Vita di città

Come ti riconverto l’immobile comunale

Dalla beauty farm al Monastero al ristorante a Sant’Antuono

L'eco della provocazione dell'assessore D'Ambrosio rimbomba ancora, non soltanto negli ambienti politici. L'idea di dare in gestione a privati il Monastero e, magari, di riconvertirlo a beauty farm, avrebbe creato notevole disappunto anche negli eminenti ambienti ecclesiastici.

Un precedente fra le parti già c'è, al tempo in cui D'Ambrosio organizzò, con la sua associazione, un casinò di beneficenza allo Sporting che tanto fece arrabbiare la Curia. Ma non è questo il punto. L'assessore D'Ambrosio, con una gran dose di coraggio e di "sana follia", si è assunto la paternità di un'idea-provocazione (chiamatela voi come vi pare) sul destino del nostro Monastero.

Dobbiamo dire che, una così chiara, coraggiosa e lampante paternità, non si riesce ad individuare per quanto concerne la decisione di riconvertire in ristorante l'area del Fortino dove è presente la Chiesa di Sant'Antuono. Abbiamo girato e rigirato tutti gli uffici comunali per cercare un atto di indirizzo, un documento giuntale (o comunque di natura politica), che legittimasse, a firma di qualcuno, la decisione di trasformare un immobile comunale di notevole pregio artistico e storico in uno dei ristoranti più glam della zona.

Ebbene, nel corso della ricerca - per altro difficoltosa - abbiamo scovato una delibera di giunta (mai revocata) in cui si dice che quei locali, dati in gestione tre anni fa, dovevano essere utilizzati per celebrare i matrimoni. Da celebrare i matrimoni ad, eventualmente, festeggiarli, ce ne passa. Sempre cercando tra le carte, abbiamo trovato una successiva delibera di giunta in cui si dà mandato al dirigente di ripartizione del tempo (anno 2005) di studiare la soluzione più vantaggiosa per il Comune.

E nacque così l'idea ristorante, sulla quale l'amministrazione - intesa come organo politico - non si è mai espressa, dimenticandosi anche di correggere il tiro su quanto deliberato in passato. La curiosità ci ha spinto anche a rivedere il bando di aggiudicazione, all'epoca criticato da alcuni consiglieri comunali.

Ed anche qui, qualche considerazione andrebbe fatta, in particolare su quanto previsto dal capitolato d'oneri che prevedeva in sei mesi il termine di ultimazione dei lavori ed in sette il termine massimo per avviare l'attività.
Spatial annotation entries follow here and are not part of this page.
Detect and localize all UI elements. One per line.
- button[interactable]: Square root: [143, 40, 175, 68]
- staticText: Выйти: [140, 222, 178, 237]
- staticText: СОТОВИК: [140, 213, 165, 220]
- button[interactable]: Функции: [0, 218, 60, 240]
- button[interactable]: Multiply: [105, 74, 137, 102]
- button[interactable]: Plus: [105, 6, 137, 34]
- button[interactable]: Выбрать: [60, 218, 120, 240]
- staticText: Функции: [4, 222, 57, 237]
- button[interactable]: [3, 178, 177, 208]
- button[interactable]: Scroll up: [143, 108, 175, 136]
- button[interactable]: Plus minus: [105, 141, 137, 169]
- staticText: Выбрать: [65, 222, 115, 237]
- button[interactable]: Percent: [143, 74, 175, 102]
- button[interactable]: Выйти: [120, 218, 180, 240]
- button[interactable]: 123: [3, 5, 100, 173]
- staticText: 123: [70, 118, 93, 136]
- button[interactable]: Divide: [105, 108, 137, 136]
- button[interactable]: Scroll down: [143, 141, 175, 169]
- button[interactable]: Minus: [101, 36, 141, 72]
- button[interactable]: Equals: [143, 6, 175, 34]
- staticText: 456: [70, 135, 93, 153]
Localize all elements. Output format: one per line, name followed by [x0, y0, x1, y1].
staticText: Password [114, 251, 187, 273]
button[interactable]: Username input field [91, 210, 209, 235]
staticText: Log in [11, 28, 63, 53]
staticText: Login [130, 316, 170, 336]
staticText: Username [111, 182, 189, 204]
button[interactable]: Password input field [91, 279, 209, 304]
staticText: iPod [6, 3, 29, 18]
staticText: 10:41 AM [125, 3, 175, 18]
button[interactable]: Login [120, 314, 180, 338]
Dalla data di consegna della struttura, di anni, però, ne son passati diversi, senza che nessuno abbia mai detto "ma". Il ritardo nell'apertura - a dire il vero - non può sorprenderci, considerando la gran mole di lavori che andavano fatti all'interno e all'esterno del luogo (fogna, corrente, restauri e quant'altro). L'oggettiva impossibilità di aprire nei sette mesi previsti dal capitolato, rappresenta probabilmente, il motivo che ha scoraggiato tutti gli imprenditori a partecipare alla gara per la concessione, ad eccezione di un'unica società che, molto coraggiosamente ha intrapreso l'impresa che ha visto la luce nelle scorse settimane.